Every time I introduce my friends to a restaurant, to a shop, to the joys of a sunset felucca ride, I'm acutely aware that it may be my last time to enjoy those pleasures myself.

We introduced them to MCC this Friday, and as I looked around at the familiar scene, it was like I was experiencing it again for the first time. I felt again the awe as I looked at this tiny slice of what heaven will look like, with people from so many different races, cultures, and denominational backgrounds. I admit it; I teared up a little as I thought of my impending departure. Even though I anticipate finding a similarly diverse international church in Cambodia, nothing ever will be quite the same as this, my first, international church.

We took our friends to the Khan el Khalili yesterday. We introduced them to our old favorites, to which we were introduced early in our tour here--Moustafa's glass and clothing shops; Gouzlan's jewelry shop; the Three Crazy Brothers metalwork shop; and Sunnyland, the world's best papyrus store. We took them by some of our own finds--the camel bone shop with the amazing figurines and chess sets, and the silver shop where you can purchase a necklace or bracelet customized with your name. They found their own shops to visit as well--a small jewelry shop, a large bookstore with historic photographs of Egypt. At each of my favorite shops, I looked around with longing at all the beautiful items that I had considered purchasing on previous trips but had decided against for one reason or another. This would be my last chance; was I sure I wanted to pass up these purchases? In the end, we made our planned purchases of some water glasses to match a pitcher we purchased a year or so ago, a couple of pajama sets for Alexa to grow into, a camel figurine carved from camel bone for my mother, and a commemorative spoon for her friend. We also purchased two wood inlay boxes--how have we been in Egypt for three years without purchasing one of those?; a couple of old locks to which Jeff took a fancy; and two large papyrus paintings by Ibrahim, the painter whose subject matter could almost step off the page and into the shop, but whose price tag matches the quality.
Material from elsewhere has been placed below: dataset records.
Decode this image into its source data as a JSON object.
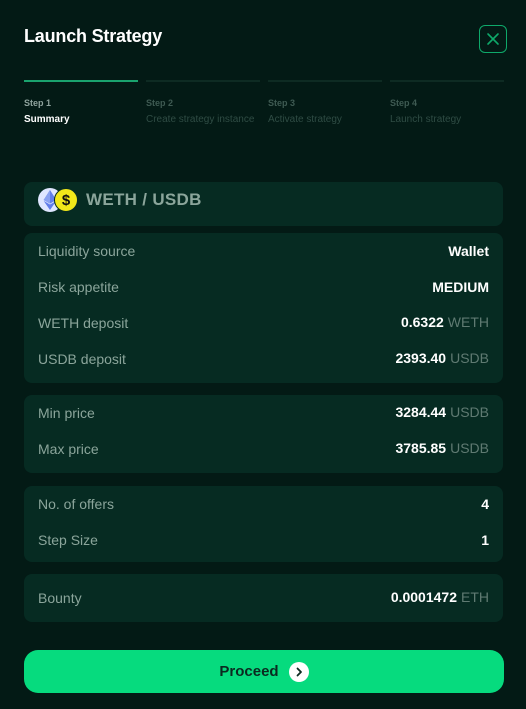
{
  "header": {
    "title": "Launch Strategy",
    "close_icon": "close-icon",
    "accent": "#0ea96a"
  },
  "steps": [
    {
      "num": "Step 1",
      "label": "Summary",
      "active": true
    },
    {
      "num": "Step 2",
      "label": "Create strategy instance",
      "active": false
    },
    {
      "num": "Step 3",
      "label": "Activate strategy",
      "active": false
    },
    {
      "num": "Step 4",
      "label": "Launch strategy",
      "active": false
    }
  ],
  "pair": {
    "name": "WETH / USDB",
    "icons": [
      "eth-icon",
      "usdb-icon"
    ],
    "usdb_glyph": "$"
  },
  "details": {
    "liquidity_source": {
      "label": "Liquidity source",
      "value": "Wallet"
    },
    "risk_appetite": {
      "label": "Risk appetite",
      "value": "MEDIUM"
    },
    "weth_deposit": {
      "label": "WETH deposit",
      "value": "0.6322",
      "unit": "WETH"
    },
    "usdb_deposit": {
      "label": "USDB deposit",
      "value": "2393.40",
      "unit": "USDB"
    },
    "min_price": {
      "label": "Min price",
      "value": "3284.44",
      "unit": "USDB"
    },
    "max_price": {
      "label": "Max price",
      "value": "3785.85",
      "unit": "USDB"
    },
    "offers": {
      "label": "No. of offers",
      "value": "4"
    },
    "step_size": {
      "label": "Step Size",
      "value": "1"
    },
    "bounty": {
      "label": "Bounty",
      "value": "0.0001472",
      "unit": "ETH"
    }
  },
  "footer": {
    "proceed_label": "Proceed",
    "proceed_icon": "chevron-right-icon",
    "button_color": "#06db7e"
  }
}
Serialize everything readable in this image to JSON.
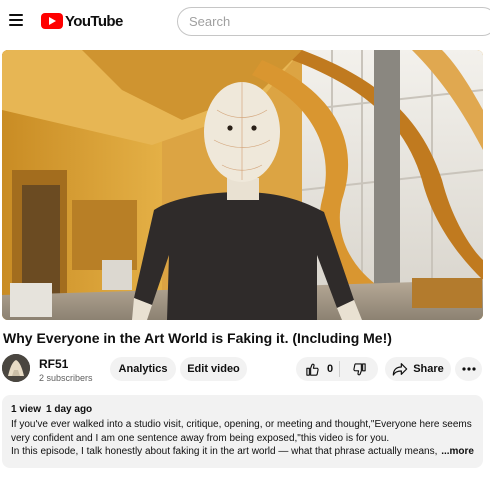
{
  "header": {
    "logo_text": "YouTube",
    "search_placeholder": "Search"
  },
  "video": {
    "title": "Why Everyone in the Art World is Faking it. (Including Me!)"
  },
  "channel": {
    "name": "RF51",
    "subscribers": "2 subscribers"
  },
  "actions": {
    "analytics_label": "Analytics",
    "edit_label": "Edit video",
    "like_count": "0",
    "share_label": "Share"
  },
  "description": {
    "views": "1 view",
    "age": "1 day ago",
    "line1": "If you've ever walked into a studio visit, critique, opening, or meeting and thought,\"Everyone here seems",
    "line2": "very confident and I am one sentence away from being exposed,\"this video is for you.",
    "line3": "In this episode, I talk honestly about faking it in the art world — what that phrase actually means,",
    "more_label": "...more"
  },
  "icons": {
    "menu": "menu-icon",
    "logo": "youtube-logo-icon",
    "like": "thumbs-up-icon",
    "dislike": "thumbs-down-icon",
    "share": "share-arrow-icon",
    "more": "more-horizontal-icon"
  },
  "colors": {
    "brand_red": "#ff0000",
    "pill_bg": "#f2f2f2",
    "text": "#0f0f0f",
    "secondary_text": "#606060"
  }
}
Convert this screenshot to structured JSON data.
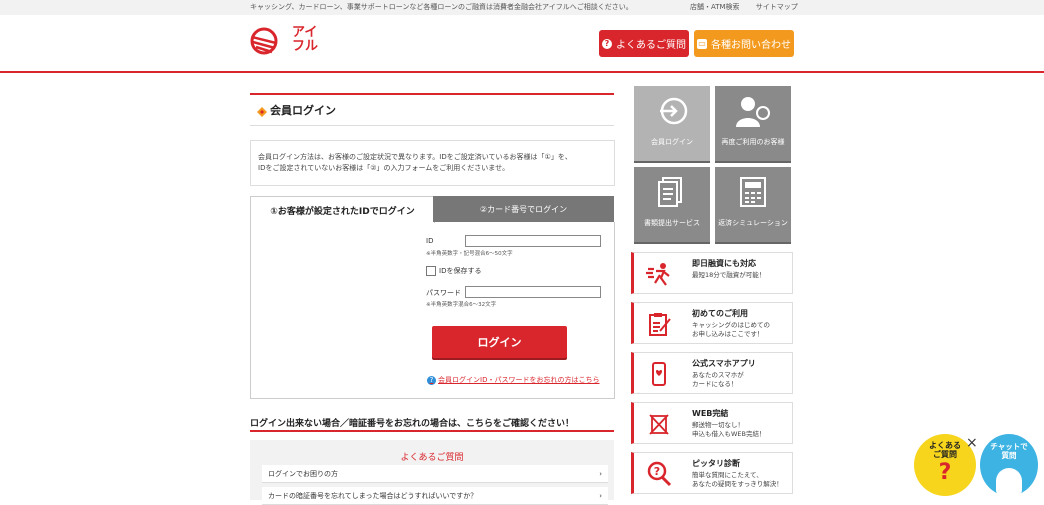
{
  "top": {
    "notice": "キャッシング、カードローン、事業サポートローンなど各種ローンのご融資は消費者金融会社アイフルへご相談ください。",
    "links": [
      "店舗・ATM検索",
      "サイトマップ"
    ]
  },
  "header": {
    "logo_text": "アイフル",
    "faq_label": "よくあるご質問",
    "contact_label": "各種お問い合わせ",
    "accent": "#d9262c",
    "contact_color": "#f39a1e"
  },
  "main": {
    "title": "会員ログイン",
    "intro_line1": "会員ログイン方法は、お客様のご設定状況で異なります。IDをご設定済いているお客様は「①」を、",
    "intro_line2": "IDをご設定されていないお客様は「②」の入力フォームをご利用くださいませ。",
    "tab_id": "①お客様が設定されたIDでログイン",
    "tab_card": "②カード番号でログイン",
    "id_label": "ID",
    "id_hint": "※半角英数字・記号混合6〜50文字",
    "save_label": "IDを保存する",
    "pw_label": "パスワード",
    "pw_hint": "※半角英数字混合6〜32文字",
    "login_button": "ログイン",
    "forgot_link": "会員ログインID・パスワードをお忘れの方はこちら",
    "trouble_title": "ログイン出来ない場合／暗証番号をお忘れの場合は、こちらをご確認ください！",
    "faq_heading": "よくあるご質問",
    "faq_items": [
      "ログインでお困りの方",
      "カードの暗証番号を忘れてしまった場合はどうすればいいですか？"
    ]
  },
  "sidebar": {
    "tiles": [
      {
        "label": "会員ログイン",
        "icon": "login-arrow-icon"
      },
      {
        "label": "再度ご利用のお客様",
        "icon": "user-refresh-icon"
      },
      {
        "label": "書類提出サービス",
        "icon": "documents-icon"
      },
      {
        "label": "返済シミュレーション",
        "icon": "calculator-icon"
      }
    ],
    "promos": [
      {
        "title": "即日融資にも対応",
        "desc1": "最短18分で融資が可能！",
        "desc2": "",
        "icon": "running-man-icon"
      },
      {
        "title": "初めてのご利用",
        "desc1": "キャッシングのはじめての",
        "desc2": "お申し込みはここです！",
        "icon": "clipboard-check-icon"
      },
      {
        "title": "公式スマホアプリ",
        "desc1": "あなたのスマホが",
        "desc2": "カードになる！",
        "icon": "smartphone-icon"
      },
      {
        "title": "WEB完結",
        "desc1": "郵送物一切なし！",
        "desc2": "申込も借入もWEB完結！",
        "icon": "no-mail-icon"
      },
      {
        "title": "ピッタリ診断",
        "desc1": "簡単な質問にこたえて、",
        "desc2": "あなたの疑問をすっきり解決！",
        "icon": "magnifier-question-icon"
      }
    ]
  },
  "floating": {
    "faq_line1": "よくある",
    "faq_line2": "ご質問",
    "faq_mark": "?",
    "close": "×",
    "chat_line1": "チャットで",
    "chat_line2": "質問"
  }
}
We also were gifted with a small inlay box for Alexa and with two smaller papyrus paintings that the shopkeeper had seen me gazing at longingly--a beautiful Tree of Life and a nighttime pyramids and camels scene that inexplicably captivated both Jeff and me.

We still have more introductions we want to make. There are shops here in Maadi, the alabaster factory in Mokattum where we finally will purchase those lamps we've been talking about for three years, and the Asfour Crystal showroom, to name a few. We want to make a repeat visit to our favorite restaurant, Condetti. We want to introduce them to a few other restaurants here in Maadi. Maybe take another felucca ride. I'd love to introduce them to the pyramids, but the security situation there is just shy of stable enough for us to feel comfortable going there right now.

Each introduction will be a hello for them ... and a good-bye for us. I'm so grateful to have had this time in Egypt, both the pre-Revolution years to get to know the "Egypt that was" and most especially these short weeks since the evacuation was lifted, to meet the "Egypt that is becoming" and to say good-bye to my life here. The future holds wonderful things for us; I only hope it is not too selfish for me to hope that one of those wonderful things is the opportunity to return to Egypt one day and meet the "Egypt that will be."